Comparison between axisymmetric numerical magnetohydrodynamical simulations and self-similar solutions of jet-emitting disks

TL;DR

This study compares axisymmetric numerical MHD simulations of jet-emitting disks with analytical self-similar solutions, finding near-perfect agreement and confirming the analytical models as reliable representations of accretion-ejection physics.

Contribution

It provides the first thorough comparison between time-dependent numerical simulations and analytical self-similar solutions of jet-emitting disks, resolving previous discrepancies.

Findings

Numerical and analytical solutions show almost perfect agreement.

Simulations confirm JEDs as dynamical attractors.

Self-similar solutions are validated as effective models.

Abstract

Turbulent accretion disks threaded by a large-scale vertical field near equipartition can drive tenuous and fast self-confined jets. Self-similar solutions of these jet-emitting disks (JEDs) have been known for a long time and provide the distributions of all physical quantities, from the turbulent disk to the asymptotic regime of ideal magnetohydrodynamic (MHD) jets. However, a thorough comparison with time-dependent numerical simulations has never been achieved, mostly because mass-loss rates found in simulations were always larger than those found analytically. This tension may have cast doubt on the analytical approach, the numerical one, or both.
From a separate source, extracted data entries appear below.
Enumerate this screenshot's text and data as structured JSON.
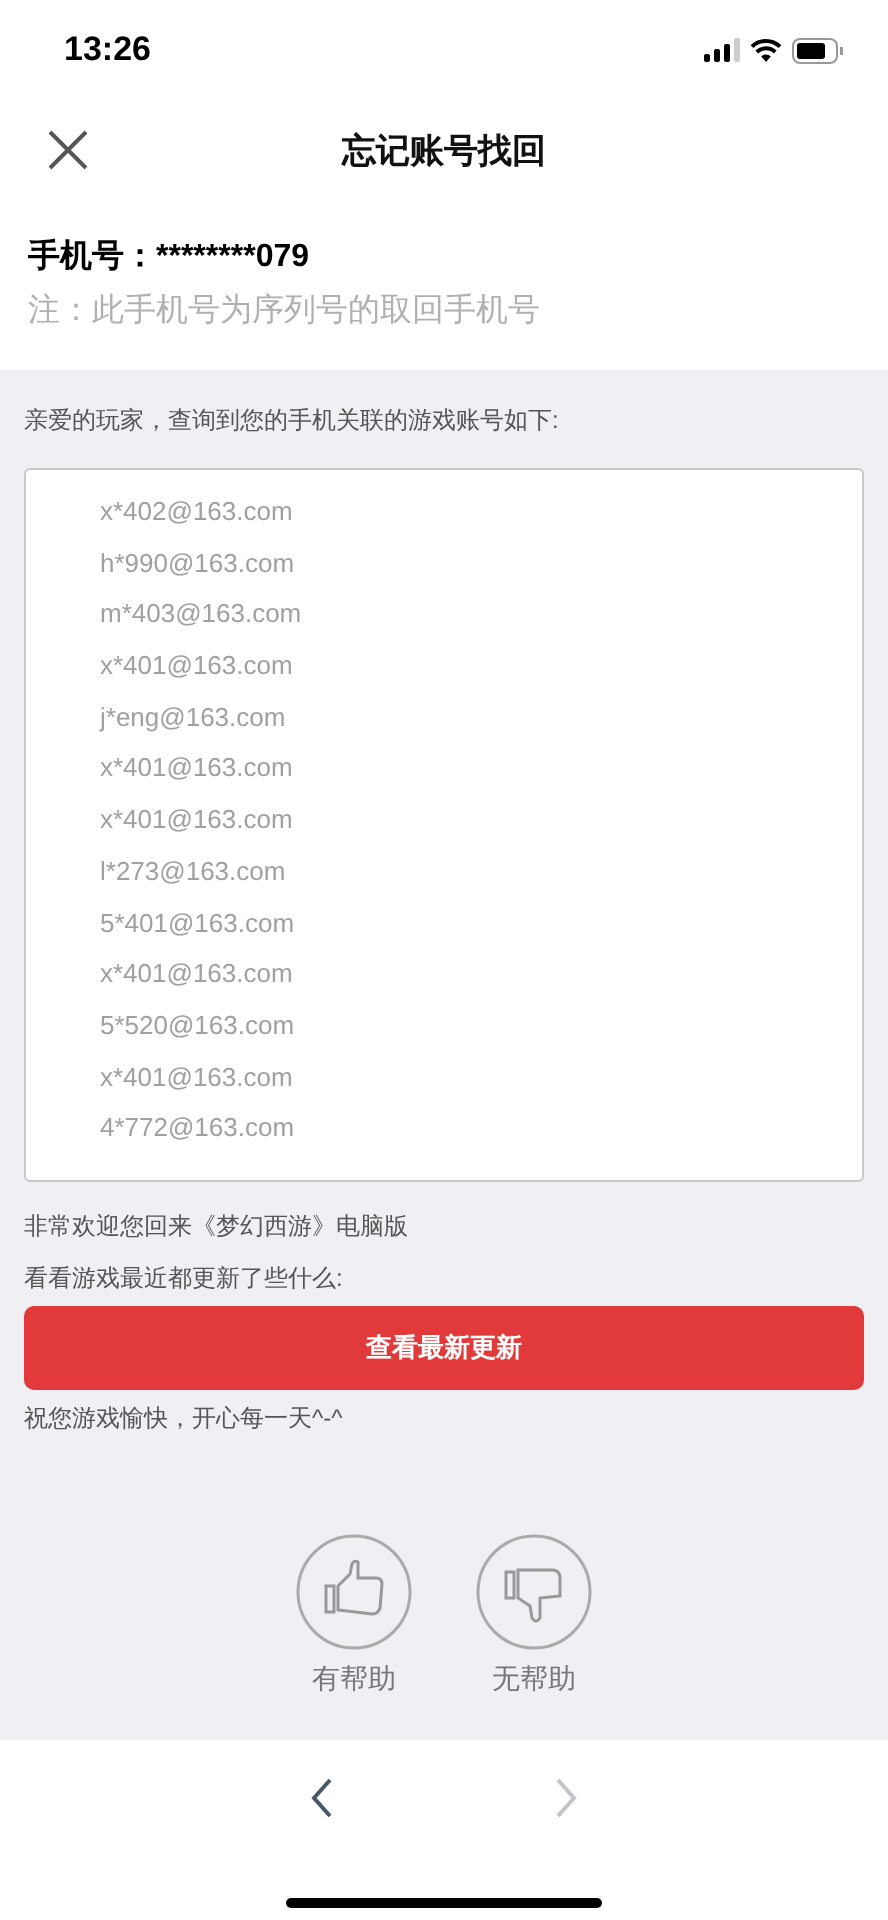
{
  "status_bar": {
    "time": "13:26"
  },
  "nav": {
    "title": "忘记账号找回"
  },
  "phone": {
    "label": "手机号：",
    "value": "********079",
    "note": "注：此手机号为序列号的取回手机号"
  },
  "intro": "亲爱的玩家，查询到您的手机关联的游戏账号如下:",
  "accounts": [
    "x*402@163.com",
    "h*990@163.com",
    "m*403@163.com",
    "x*401@163.com",
    "j*eng@163.com",
    "x*401@163.com",
    "x*401@163.com",
    "l*273@163.com",
    "5*401@163.com",
    "x*401@163.com",
    "5*520@163.com",
    "x*401@163.com",
    "4*772@163.com"
  ],
  "welcome": "非常欢迎您回来《梦幻西游》电脑版",
  "prompt": "看看游戏最近都更新了些什么:",
  "update_button": "查看最新更新",
  "closing": "祝您游戏愉快，开心每一天^-^",
  "feedback": [
    {
      "kind": "up",
      "label": "有帮助"
    },
    {
      "kind": "down",
      "label": "无帮助"
    }
  ],
  "toolbar": {
    "back_disabled": false,
    "forward_disabled": true
  }
}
Our goal is to bridge the gap between these two complementary approaches and settle this long-standing issue. We performed 2.5D (axisymmetric) simulations of resistive and viscous accretion disks described by the same parameter sets as analytical JED solutions. The results demonstrate an almost perfect agreement between the numerical and analytical solutions, thereby resolving the previously observed tension. The simulations also confirm that JEDs behave as dynamical attractors: starting from different initial conditions, the system consistently converges toward the expected steady-state solution. This work demonstrates that self-similar solutions provide valuable insights into accretion-ejection physics. However, as 2.5D numerical simulations which rely on alpha-prescriptions, they strongly depend on the assumptions made for turbulent terms. In contrast, 3D simulations capture the turbulence, but become prohibitively expensive when modeling large-scale astrophysical systems. We advocate for the use of global 3D simulations to investigate turbulence and to derive physically motivated prescriptions for use in 2.5D studies.